The study was conducted to assess whether the power spectrum analysis of fetal heart rate (FHR) data obtained with a cardiotocograph provides more than visual judgment of nonstress test (NST) tracing to predict fetal well-being. A total of 71 FHR data were obtained from 44 healthy pregnant women with normally grown fetuses and 11 pregnant women with pregnancy-induced hypertension. Power spectrum analysis was performed for the 8192 points of the instantaneous heart rates derived from these FHR data. Abnormal perinatal outcome was defined when at least one of the followings were present at birth: Cesarean delivery for nonreassuring FHR pattern and umbilical artery cord PH ≤ 7.15, delivery at ≤ 32 weeks for fetal compromise, neonatal seizures within the first 72 hours of life, respiratory distress at 36 weeks or more, 5-minute Apgar score < 7 and stillbirth. The total power of the 8192 points without considering gestational weeks was 256.3 ± 65.6 normalized units (NU) ˙ Hz in the fetuses with good outcomes (n = 47), while that of the abnormal fetuses (n = 8) was 148.5 ± 54.6 NU ˙ Hz.
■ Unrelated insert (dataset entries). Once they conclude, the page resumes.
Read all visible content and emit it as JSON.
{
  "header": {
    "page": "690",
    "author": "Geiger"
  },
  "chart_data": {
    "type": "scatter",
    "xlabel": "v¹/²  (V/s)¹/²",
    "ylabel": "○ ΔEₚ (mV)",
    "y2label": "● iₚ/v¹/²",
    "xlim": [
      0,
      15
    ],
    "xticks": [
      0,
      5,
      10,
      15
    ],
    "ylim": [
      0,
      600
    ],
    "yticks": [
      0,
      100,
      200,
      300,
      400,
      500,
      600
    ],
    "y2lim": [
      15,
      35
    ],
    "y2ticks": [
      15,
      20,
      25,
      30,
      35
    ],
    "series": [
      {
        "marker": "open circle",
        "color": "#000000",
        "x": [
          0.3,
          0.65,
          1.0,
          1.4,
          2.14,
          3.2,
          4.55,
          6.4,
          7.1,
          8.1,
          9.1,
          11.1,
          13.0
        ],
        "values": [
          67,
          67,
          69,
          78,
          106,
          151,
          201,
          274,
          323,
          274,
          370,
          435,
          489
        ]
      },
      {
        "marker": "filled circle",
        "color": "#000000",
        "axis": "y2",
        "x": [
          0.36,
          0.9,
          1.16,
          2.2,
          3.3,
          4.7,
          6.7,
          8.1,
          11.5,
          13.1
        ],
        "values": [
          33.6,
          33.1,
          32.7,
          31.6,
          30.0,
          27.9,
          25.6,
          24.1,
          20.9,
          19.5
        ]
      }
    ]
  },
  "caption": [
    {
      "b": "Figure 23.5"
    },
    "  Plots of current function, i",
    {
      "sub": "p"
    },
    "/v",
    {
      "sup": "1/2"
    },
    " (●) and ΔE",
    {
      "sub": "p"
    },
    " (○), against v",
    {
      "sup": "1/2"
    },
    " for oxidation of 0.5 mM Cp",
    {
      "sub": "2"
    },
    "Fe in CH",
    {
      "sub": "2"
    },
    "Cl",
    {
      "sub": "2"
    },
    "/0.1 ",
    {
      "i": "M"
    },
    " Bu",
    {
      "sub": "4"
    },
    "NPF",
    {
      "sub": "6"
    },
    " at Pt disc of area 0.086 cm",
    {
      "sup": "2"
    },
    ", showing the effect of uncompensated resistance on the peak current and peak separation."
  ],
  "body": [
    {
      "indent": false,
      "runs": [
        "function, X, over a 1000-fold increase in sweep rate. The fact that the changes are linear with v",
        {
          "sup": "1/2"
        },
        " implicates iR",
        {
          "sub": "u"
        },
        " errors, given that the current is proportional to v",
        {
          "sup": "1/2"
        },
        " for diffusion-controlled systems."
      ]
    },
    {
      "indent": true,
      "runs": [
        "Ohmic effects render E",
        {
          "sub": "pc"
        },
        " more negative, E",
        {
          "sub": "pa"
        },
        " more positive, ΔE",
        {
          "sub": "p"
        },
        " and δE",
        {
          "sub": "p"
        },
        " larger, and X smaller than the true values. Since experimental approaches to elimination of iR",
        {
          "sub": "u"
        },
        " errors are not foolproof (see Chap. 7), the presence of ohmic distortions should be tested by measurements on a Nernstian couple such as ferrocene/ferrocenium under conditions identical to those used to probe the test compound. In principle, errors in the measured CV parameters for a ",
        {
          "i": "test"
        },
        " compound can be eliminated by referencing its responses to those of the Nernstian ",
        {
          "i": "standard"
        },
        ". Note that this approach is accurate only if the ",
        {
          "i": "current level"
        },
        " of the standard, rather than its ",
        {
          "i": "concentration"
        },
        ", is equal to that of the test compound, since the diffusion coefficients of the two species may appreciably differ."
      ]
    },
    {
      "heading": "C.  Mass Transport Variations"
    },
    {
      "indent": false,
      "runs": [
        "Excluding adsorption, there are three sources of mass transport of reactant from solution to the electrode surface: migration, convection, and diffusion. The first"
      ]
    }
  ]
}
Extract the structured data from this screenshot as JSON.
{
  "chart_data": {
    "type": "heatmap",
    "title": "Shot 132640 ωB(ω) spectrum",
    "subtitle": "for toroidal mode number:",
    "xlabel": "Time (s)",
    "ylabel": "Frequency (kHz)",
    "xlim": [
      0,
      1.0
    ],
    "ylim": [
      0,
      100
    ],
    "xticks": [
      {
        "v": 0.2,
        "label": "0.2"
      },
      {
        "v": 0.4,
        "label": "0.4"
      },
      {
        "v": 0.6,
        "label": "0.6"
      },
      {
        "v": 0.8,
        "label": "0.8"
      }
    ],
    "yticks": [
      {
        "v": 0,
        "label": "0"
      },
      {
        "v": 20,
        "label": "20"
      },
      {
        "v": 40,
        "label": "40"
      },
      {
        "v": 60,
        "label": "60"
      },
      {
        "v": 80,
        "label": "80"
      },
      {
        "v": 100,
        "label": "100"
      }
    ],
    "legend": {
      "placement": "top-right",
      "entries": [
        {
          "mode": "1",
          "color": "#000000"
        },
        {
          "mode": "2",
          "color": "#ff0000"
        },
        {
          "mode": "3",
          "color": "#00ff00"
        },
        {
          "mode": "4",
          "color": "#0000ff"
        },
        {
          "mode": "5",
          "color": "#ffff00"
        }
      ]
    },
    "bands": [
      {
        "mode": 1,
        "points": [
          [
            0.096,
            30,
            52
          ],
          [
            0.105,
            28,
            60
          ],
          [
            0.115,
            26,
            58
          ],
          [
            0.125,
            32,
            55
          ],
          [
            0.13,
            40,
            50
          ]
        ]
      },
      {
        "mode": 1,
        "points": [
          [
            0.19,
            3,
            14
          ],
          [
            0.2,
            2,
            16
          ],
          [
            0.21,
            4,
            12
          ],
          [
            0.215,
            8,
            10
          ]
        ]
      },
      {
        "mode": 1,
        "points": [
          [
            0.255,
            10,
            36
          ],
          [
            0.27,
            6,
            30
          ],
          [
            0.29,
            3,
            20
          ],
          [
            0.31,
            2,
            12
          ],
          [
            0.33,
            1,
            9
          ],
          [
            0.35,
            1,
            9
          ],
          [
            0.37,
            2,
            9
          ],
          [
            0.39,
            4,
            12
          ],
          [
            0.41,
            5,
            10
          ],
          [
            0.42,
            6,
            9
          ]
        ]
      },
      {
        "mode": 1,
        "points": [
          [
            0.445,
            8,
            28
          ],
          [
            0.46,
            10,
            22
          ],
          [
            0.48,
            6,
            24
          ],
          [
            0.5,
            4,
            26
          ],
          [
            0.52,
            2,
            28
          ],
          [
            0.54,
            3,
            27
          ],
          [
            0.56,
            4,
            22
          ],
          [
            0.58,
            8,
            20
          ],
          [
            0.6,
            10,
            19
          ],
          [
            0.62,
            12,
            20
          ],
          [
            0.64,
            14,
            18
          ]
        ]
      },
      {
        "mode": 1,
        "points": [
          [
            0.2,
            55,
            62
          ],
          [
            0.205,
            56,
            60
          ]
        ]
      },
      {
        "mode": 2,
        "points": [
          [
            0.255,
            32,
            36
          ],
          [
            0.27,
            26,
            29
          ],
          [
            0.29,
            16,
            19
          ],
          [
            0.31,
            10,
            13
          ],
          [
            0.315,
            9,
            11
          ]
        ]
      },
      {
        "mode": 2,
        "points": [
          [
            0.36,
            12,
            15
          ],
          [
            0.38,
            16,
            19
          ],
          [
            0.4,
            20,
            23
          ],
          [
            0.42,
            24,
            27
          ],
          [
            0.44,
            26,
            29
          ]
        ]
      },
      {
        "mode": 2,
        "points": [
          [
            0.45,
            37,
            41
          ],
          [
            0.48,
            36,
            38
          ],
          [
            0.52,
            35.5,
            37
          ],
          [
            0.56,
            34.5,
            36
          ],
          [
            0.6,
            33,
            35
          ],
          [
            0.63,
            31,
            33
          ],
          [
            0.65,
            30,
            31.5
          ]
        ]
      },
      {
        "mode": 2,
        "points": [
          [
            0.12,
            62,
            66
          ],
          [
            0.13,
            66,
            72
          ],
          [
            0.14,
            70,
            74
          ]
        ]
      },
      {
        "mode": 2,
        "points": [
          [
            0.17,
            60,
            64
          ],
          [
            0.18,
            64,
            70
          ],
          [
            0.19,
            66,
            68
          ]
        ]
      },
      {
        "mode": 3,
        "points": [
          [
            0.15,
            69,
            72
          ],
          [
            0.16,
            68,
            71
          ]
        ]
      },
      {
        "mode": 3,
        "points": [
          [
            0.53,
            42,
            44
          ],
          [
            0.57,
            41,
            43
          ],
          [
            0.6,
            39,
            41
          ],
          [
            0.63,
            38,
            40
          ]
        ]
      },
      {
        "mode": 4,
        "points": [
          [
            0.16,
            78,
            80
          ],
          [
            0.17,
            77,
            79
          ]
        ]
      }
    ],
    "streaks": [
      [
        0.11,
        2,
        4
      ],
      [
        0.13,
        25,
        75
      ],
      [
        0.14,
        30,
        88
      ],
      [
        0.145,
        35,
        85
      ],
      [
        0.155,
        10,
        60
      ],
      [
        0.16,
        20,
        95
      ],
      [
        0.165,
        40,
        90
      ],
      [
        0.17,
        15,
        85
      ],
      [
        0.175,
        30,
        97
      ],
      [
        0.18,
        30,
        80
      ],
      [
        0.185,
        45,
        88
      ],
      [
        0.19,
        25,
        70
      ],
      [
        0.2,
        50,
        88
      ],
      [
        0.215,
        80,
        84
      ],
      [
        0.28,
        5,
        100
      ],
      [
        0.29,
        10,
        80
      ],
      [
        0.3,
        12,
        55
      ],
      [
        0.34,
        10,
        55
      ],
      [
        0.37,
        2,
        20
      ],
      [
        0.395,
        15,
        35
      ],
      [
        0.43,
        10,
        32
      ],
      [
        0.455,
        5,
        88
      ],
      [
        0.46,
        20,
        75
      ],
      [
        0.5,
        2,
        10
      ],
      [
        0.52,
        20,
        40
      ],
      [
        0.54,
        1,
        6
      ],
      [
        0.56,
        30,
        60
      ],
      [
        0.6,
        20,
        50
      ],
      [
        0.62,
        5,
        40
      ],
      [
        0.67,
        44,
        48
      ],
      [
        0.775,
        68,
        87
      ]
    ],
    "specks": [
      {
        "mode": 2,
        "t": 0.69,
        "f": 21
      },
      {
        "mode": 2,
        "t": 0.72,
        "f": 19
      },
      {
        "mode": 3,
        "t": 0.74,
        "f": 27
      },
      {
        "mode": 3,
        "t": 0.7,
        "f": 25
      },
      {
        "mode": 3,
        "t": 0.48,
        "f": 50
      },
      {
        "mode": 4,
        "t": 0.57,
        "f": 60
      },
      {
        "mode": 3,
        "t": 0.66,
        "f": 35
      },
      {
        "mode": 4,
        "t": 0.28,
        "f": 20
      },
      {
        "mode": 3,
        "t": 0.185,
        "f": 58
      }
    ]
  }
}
There is a significant difference between the two values (p < 0.00001). When the abnormal value of the total power of the 8192 points was defined as < 200 NU ˙ Hz, the sensitivity on the prediction of fetal outcome using this method was 81.8%, significantly higher than that of the nonstress test tracing (p < 0.05). The power spectrum analysis of the large amount of FHR data obtained with a cardiotocograph permits a better assessment of the fetal well-being and may be suitable for the screening test because of no additional manpower to the current NST.